Because the app has a “suggest Saya to your friends” feature (which accesses users’ contact books and sends out invites to them), soon after the trial started the number of users ballooned to 400,000, including even some users appearing in Syria (where, Lamptey notes, the big thing seems to be the group messaging feature). Then those 400,000 users generated a further 8.7 million invitations. At that point, Saya decided to hold back until properly launching its beta.

But that kind of popularity is bound to attract another kind of attention: the ire of mobile carriers who can start losing messaging revenue in Saya’s target markets if this begins to take off as the trial implies that it might.

“Getting blocked is a worry we have,” admitted Lamptey. He says that for now he and Boahen have “mitigated that by using data and running on http because the telcos cannot block http like other communication channels. For now that worry has been taken care of.”

That may be a short-term solution, though. Operators are trying to get together to offer an equivalent of this service, Lamptey notes. However, the company is already thinking of ways that it might be a useful avenue rather than a disruptive adversary.
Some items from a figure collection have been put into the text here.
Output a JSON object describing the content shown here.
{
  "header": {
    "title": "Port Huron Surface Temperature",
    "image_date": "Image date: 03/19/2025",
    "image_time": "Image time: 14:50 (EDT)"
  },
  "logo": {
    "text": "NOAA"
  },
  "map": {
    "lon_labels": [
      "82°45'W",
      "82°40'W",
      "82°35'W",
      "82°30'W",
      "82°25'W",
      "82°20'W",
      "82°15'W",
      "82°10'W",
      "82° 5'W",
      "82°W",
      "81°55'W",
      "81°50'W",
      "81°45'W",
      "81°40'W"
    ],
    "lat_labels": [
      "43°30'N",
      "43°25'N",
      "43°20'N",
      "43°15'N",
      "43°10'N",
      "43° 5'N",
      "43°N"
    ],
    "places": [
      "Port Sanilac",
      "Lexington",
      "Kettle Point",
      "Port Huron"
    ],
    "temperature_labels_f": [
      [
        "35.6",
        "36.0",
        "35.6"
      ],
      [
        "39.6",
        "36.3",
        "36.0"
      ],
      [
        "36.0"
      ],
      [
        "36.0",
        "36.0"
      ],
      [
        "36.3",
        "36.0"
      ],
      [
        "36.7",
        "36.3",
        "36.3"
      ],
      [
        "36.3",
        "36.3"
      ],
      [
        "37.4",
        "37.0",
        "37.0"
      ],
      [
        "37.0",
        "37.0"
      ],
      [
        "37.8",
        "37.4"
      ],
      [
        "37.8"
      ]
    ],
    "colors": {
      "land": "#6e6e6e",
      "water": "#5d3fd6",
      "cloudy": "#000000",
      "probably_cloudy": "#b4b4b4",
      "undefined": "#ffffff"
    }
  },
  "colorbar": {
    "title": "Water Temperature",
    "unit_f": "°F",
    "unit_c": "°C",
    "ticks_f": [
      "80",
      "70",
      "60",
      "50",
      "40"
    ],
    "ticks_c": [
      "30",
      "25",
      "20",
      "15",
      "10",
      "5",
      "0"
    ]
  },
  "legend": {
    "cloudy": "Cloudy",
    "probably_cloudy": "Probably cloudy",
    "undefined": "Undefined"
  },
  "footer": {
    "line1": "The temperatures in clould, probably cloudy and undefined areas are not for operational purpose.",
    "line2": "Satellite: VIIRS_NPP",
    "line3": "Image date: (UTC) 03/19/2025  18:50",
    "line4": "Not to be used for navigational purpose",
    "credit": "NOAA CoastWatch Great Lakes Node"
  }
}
One idea is to offer Saya through operators and let them use the platform as a way of promoting their ringtone and other services within the app.

Questions from the panel:

How do you get the 9m backlog activated? It’s growing way out of proportion; that’s why we’re here to fundraise.

Do you have a way of porting to PCs? Yes, we have an extension that we want to push out in the next month.

What is the difference between you and other services like Whatsapp? We’re trying to support the lowest phones that access the Internet. The smartphone market in Europe and the U.S. is crazy and crowded. There is lots of other space for development there. The big players here should stay here.

Is there an opportunity to buy messages and be a mediation? Yes it’s something that we are discussing. There are some phones that cannot access this, so if this can help move that, this helps.